Giving Neural Networks an Immune System

Date

Author

By Simon Morrow
Figure of Adaptive/Computational Immune Systems

Ren Wang, an assistant professor in the Department of Electrical and Computer Engineering at Illinois Institute of Technology, has received a Ralph E. Powe Junior Faculty Enhancement Award from Oak Ridge Associated Universities (ORAU) for his research using insights from the human adaptive immune system to make artificial intelligence systems more resilient. 

The use of AI in everyday applications is increasing rapidly, such as natural language processing by ChatGPT and facial recognition by smartphones. But the black box nature of these systems has made it difficult to develop techniques for keeping them safe from errors or attacks. 

From humans making themselves invisible to AI using specially designed T-shirts to autonomous cars crashing, AI’s proliferation in real-world applications has led to real consequences when an AI system makes an error or encounters something it wasn’t trained to deal with. 

“This is a very, very dangerous phenomenon,” says Wang. “A very small perturbation can lead to a totally wrong answer. For example, the AI model might predict a speed limit sign when there is actually a stop sign.”

With neural networks already borrowing from the brain, Wang says that looking to the immune system for defense techniques is a natural fit for making AI models more robust. 
Wang is focusing on certain elements of the adaptive immune system, such as examining how B cells are generated, proliferated, and utilized in the body. 

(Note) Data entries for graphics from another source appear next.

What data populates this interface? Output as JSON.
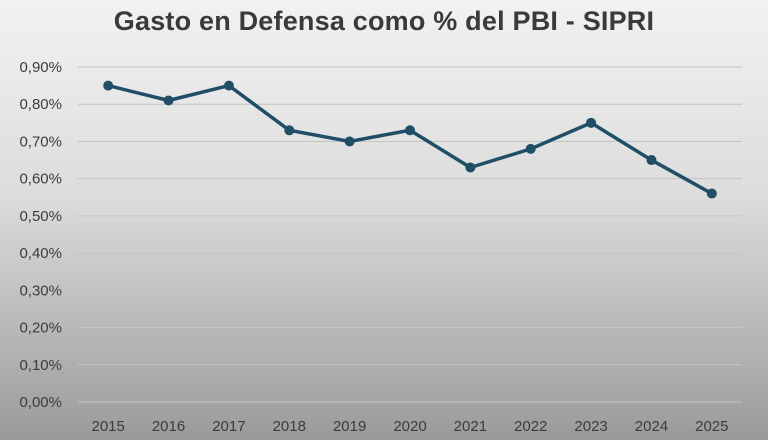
{
  "chart_data": {
    "type": "line",
    "title": "Gasto en Defensa como % del PBI - SIPRI",
    "x": [
      "2015",
      "2016",
      "2017",
      "2018",
      "2019",
      "2020",
      "2021",
      "2022",
      "2023",
      "2024",
      "2025"
    ],
    "series": [
      {
        "values": [
          0.85,
          0.81,
          0.85,
          0.73,
          0.7,
          0.73,
          0.63,
          0.68,
          0.75,
          0.65,
          0.56
        ]
      }
    ],
    "ylim": [
      0,
      0.9
    ],
    "y_ticks": [
      "0,00%",
      "0,10%",
      "0,20%",
      "0,30%",
      "0,40%",
      "0,50%",
      "0,60%",
      "0,70%",
      "0,80%",
      "0,90%"
    ],
    "xlabel": "",
    "ylabel": "",
    "grid": true,
    "legend": "none",
    "colors": {
      "line": "#1f4e66",
      "grid": "#c4c4c4"
    }
  }
}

“B cells generate antibodies to defend against certain types of attack, and that attack could be any antigen,” says Wang. “We hope to learn from this whole process and to capture some important patterns that we can use to improve the AI system.”

Wang is aiming to develop general techniques that could be adopted by a broad range of AI systems, but he is also specifically applying his findings to power system applications driven by AI. These applications, such as power system control and stability analysis, require high levels of robustness. 
Incorporating physical constraints in the adaptive immune-inspired learning approach, initially to simple structures and later to complex power grids, will result in robust models that require less data and have a more refined search space.

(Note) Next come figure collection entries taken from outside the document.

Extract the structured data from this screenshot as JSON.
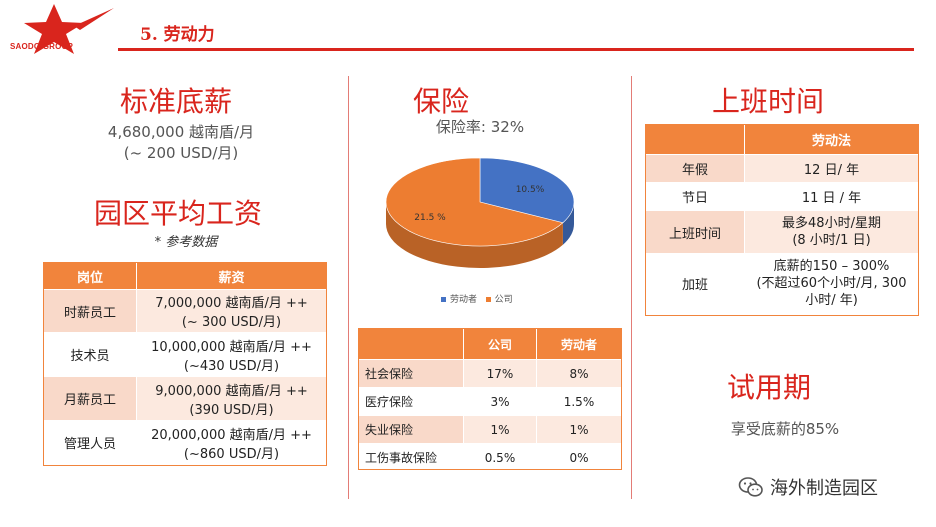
{
  "header": {
    "logo_text": "SAODO GROUP",
    "title": "5. 劳动力"
  },
  "salary": {
    "title": "标准底薪",
    "amount_vnd": "4,680,000 越南盾/月",
    "amount_usd": "(~ 200 USD/月)"
  },
  "park_wage": {
    "title": "园区平均工资",
    "note": "* 参考数据",
    "headers": [
      "岗位",
      "薪资"
    ],
    "rows": [
      {
        "role": "时薪员工",
        "pay1": "7,000,000 越南盾/月 ++",
        "pay2": "(~ 300 USD/月)"
      },
      {
        "role": "技术员",
        "pay1": "10,000,000 越南盾/月 ++",
        "pay2": "(~430 USD/月)"
      },
      {
        "role": "月薪员工",
        "pay1": "9,000,000 越南盾/月 ++",
        "pay2": "(390 USD/月)"
      },
      {
        "role": "管理人员",
        "pay1": "20,000,000 越南盾/月 ++",
        "pay2": "(~860 USD/月)"
      }
    ]
  },
  "insurance": {
    "title": "保险",
    "rate": "保险率: 32%",
    "headers": [
      "",
      "公司",
      "劳动者"
    ],
    "rows": [
      [
        "社会保险",
        "17%",
        "8%"
      ],
      [
        "医疗保险",
        "3%",
        "1.5%"
      ],
      [
        "失业保险",
        "1%",
        "1%"
      ],
      [
        "工伤事故保险",
        "0.5%",
        "0%"
      ]
    ]
  },
  "chart_data": {
    "type": "pie",
    "title": "",
    "labels": [
      "劳动者",
      "公司"
    ],
    "values": [
      10.5,
      21.5
    ],
    "value_labels": [
      "10.5%",
      "21.5 %"
    ],
    "colors": [
      "#4472c4",
      "#ed7d31"
    ],
    "legend": "bottom"
  },
  "work_time": {
    "title": "上班时间",
    "header": "劳动法",
    "rows": [
      {
        "label": "年假",
        "lines": [
          "12 日/ 年"
        ]
      },
      {
        "label": "节日",
        "lines": [
          "11 日 / 年"
        ]
      },
      {
        "label": "上班时间",
        "lines": [
          "最多48小时/星期",
          "(8 小时/1 日)"
        ]
      },
      {
        "label": "加班",
        "lines": [
          "底薪的150 – 300%",
          "(不超过60个小时/月, 300",
          "小时/ 年)"
        ]
      }
    ]
  },
  "probation": {
    "title": "试用期",
    "text": "享受底薪的85%"
  },
  "watermark": {
    "text": "海外制造园区",
    "icon": "wechat-icon"
  }
}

“I believe that this is a very novel idea,” says Wang, “and I believe this adaptive immune-inspired system will be very powerful.”

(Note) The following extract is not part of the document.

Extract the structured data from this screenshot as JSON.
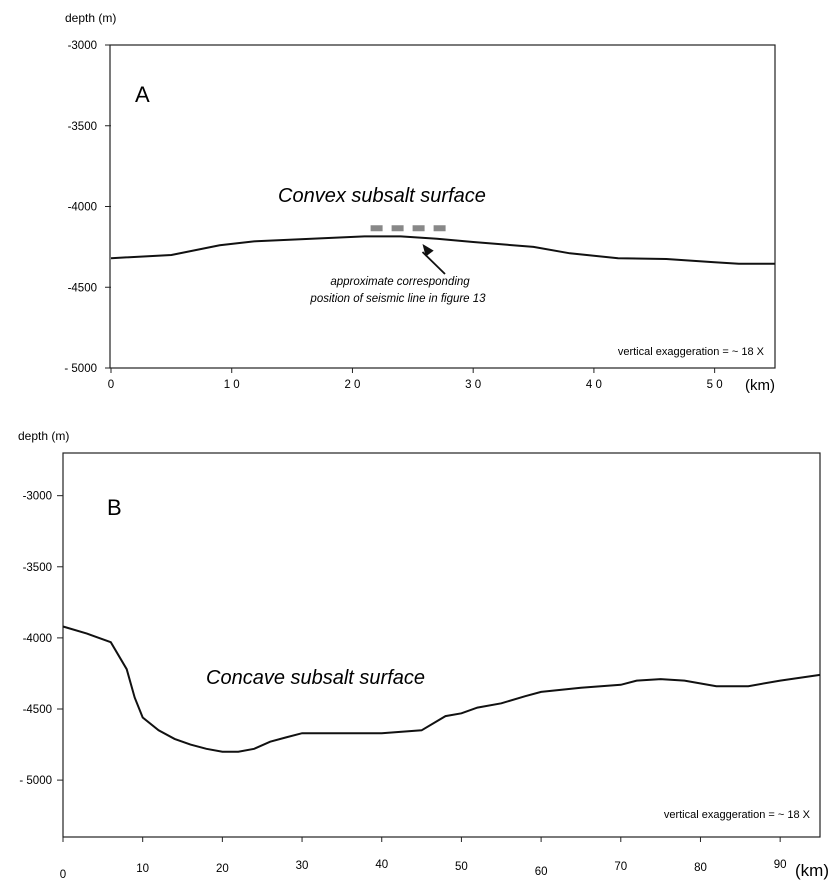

The Powe Award is given annually by ORAU to provide seed money for junior faculty members with great potential for scientific research in their field of study. Wang was one of 35 recipients of the award out of 167 applications to be selected in 2023.   

“It is a tremendous honor to have been selected as one of this year’s awardees, and I am immensely grateful,” says Wang.

Wang also recently received a Computer and Information Science and Engineering Research Initiation Initiative award from the National Science Foundation.

Image: The process of the adaptive immune system developing solutions to remove antigens inspires the computational system model for developing solutions to remove adversaries. Information collected from the power grid and physical constraints are used in the practical implementation of the computational system.